- Born: June 17, 2000 (age 25) Gorkha, Nepal
- Beauty pageant titleholder
- Title: Little Miss World Nepal 2012; Miss Teen World 2012;
- Hair color: Dark Brown
- Eye color: Brown
- Major competition(s): Little Miss World Nepal 2012 Little Miss World 2012

= Supriya Maskey =

Nepalese beauty queen (born 2000)

Supriya Maskey (born June 17, 2000, in Nepal) is a Nepalese beauty queen. She was crowned as Little Miss World Nepal 2012 held at Tribhuvan Army Officers’ Club in Kathmandu September 30, 2012, on Sunday.

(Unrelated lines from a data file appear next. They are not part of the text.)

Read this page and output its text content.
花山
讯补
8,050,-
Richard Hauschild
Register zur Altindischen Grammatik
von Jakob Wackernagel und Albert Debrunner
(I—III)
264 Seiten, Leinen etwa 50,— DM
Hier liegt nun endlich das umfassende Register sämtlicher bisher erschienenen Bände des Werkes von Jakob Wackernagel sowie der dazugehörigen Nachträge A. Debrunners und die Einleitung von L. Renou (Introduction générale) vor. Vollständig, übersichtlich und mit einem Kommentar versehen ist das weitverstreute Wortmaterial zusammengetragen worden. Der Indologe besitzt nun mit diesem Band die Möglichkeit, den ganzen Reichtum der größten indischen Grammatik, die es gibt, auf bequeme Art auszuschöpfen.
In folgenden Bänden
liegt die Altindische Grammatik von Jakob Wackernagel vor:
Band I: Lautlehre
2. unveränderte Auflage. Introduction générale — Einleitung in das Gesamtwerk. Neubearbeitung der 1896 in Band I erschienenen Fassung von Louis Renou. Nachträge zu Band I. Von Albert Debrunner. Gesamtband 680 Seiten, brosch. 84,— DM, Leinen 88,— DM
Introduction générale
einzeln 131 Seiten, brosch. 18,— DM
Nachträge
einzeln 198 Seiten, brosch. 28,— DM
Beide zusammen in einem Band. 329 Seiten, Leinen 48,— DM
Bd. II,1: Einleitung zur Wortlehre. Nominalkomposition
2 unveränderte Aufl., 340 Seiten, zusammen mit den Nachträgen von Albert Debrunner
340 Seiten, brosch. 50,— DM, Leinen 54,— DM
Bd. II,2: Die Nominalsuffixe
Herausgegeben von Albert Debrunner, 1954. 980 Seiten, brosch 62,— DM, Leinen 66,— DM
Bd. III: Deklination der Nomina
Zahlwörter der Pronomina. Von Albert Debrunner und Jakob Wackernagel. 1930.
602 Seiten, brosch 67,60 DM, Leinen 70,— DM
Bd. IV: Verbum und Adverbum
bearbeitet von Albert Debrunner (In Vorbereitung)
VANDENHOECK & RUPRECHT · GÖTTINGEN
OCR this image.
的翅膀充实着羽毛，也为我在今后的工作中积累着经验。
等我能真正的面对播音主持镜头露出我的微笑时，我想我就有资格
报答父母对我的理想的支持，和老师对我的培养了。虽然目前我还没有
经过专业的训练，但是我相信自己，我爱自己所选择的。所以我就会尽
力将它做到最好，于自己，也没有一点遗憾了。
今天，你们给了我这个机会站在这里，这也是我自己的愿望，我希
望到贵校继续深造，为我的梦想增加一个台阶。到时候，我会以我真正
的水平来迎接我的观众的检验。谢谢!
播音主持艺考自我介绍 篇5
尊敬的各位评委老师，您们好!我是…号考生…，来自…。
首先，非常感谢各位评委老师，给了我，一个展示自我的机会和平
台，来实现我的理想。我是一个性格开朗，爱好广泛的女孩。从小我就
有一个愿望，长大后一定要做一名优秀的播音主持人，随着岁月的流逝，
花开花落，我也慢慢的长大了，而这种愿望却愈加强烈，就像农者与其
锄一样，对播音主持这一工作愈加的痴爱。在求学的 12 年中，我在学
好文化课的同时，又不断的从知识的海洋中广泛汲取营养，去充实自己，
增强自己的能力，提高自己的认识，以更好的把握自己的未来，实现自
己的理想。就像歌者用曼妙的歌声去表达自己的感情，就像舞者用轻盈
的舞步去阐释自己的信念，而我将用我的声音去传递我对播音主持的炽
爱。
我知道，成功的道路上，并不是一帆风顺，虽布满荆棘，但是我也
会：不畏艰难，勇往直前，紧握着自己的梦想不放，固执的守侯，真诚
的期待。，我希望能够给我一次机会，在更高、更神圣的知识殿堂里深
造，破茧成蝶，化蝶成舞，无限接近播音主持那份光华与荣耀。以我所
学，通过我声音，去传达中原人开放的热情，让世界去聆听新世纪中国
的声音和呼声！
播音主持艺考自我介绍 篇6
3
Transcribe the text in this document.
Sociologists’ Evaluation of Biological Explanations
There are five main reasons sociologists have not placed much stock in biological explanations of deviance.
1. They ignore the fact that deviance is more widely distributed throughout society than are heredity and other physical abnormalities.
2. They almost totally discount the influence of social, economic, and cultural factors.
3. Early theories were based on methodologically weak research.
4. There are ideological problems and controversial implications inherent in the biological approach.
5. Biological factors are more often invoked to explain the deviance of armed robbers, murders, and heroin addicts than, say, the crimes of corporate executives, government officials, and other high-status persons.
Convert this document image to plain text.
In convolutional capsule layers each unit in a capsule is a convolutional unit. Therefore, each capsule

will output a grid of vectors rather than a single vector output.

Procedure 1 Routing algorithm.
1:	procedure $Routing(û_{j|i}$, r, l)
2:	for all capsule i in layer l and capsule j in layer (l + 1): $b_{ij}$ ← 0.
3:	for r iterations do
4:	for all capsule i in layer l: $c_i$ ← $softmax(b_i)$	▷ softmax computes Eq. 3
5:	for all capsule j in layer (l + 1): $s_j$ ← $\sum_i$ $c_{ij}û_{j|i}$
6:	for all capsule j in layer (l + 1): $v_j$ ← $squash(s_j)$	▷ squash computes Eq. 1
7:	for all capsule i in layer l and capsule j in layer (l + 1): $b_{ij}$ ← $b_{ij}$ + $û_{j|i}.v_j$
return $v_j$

She represented her country at Little Miss World and was crowned as Little Miss Teen World 2012 held on 6 October 2012 in Antalya, Turkey.

==Teen Miss World 2012==

Maskey was placed as the Teen Miss World 2012 pageant held in Antalya, Turkey. Supriya Maskey clinched the prestigious title in the 12th edition of Miss Teen World beauty contest held from 30 September to 6 October 2012.
Beating 27 participants, she became the second Nepali to win the title. Last year in the same contest, Biphaswi Poudel won the title of Little Miss World 2011. The 12th edition of Little Miss World beauty contest was held in Antalya, Turkey on October 10, 2012. The title, Little Miss World 2012 was awarded to Sofia Kutsenko from Ukraine.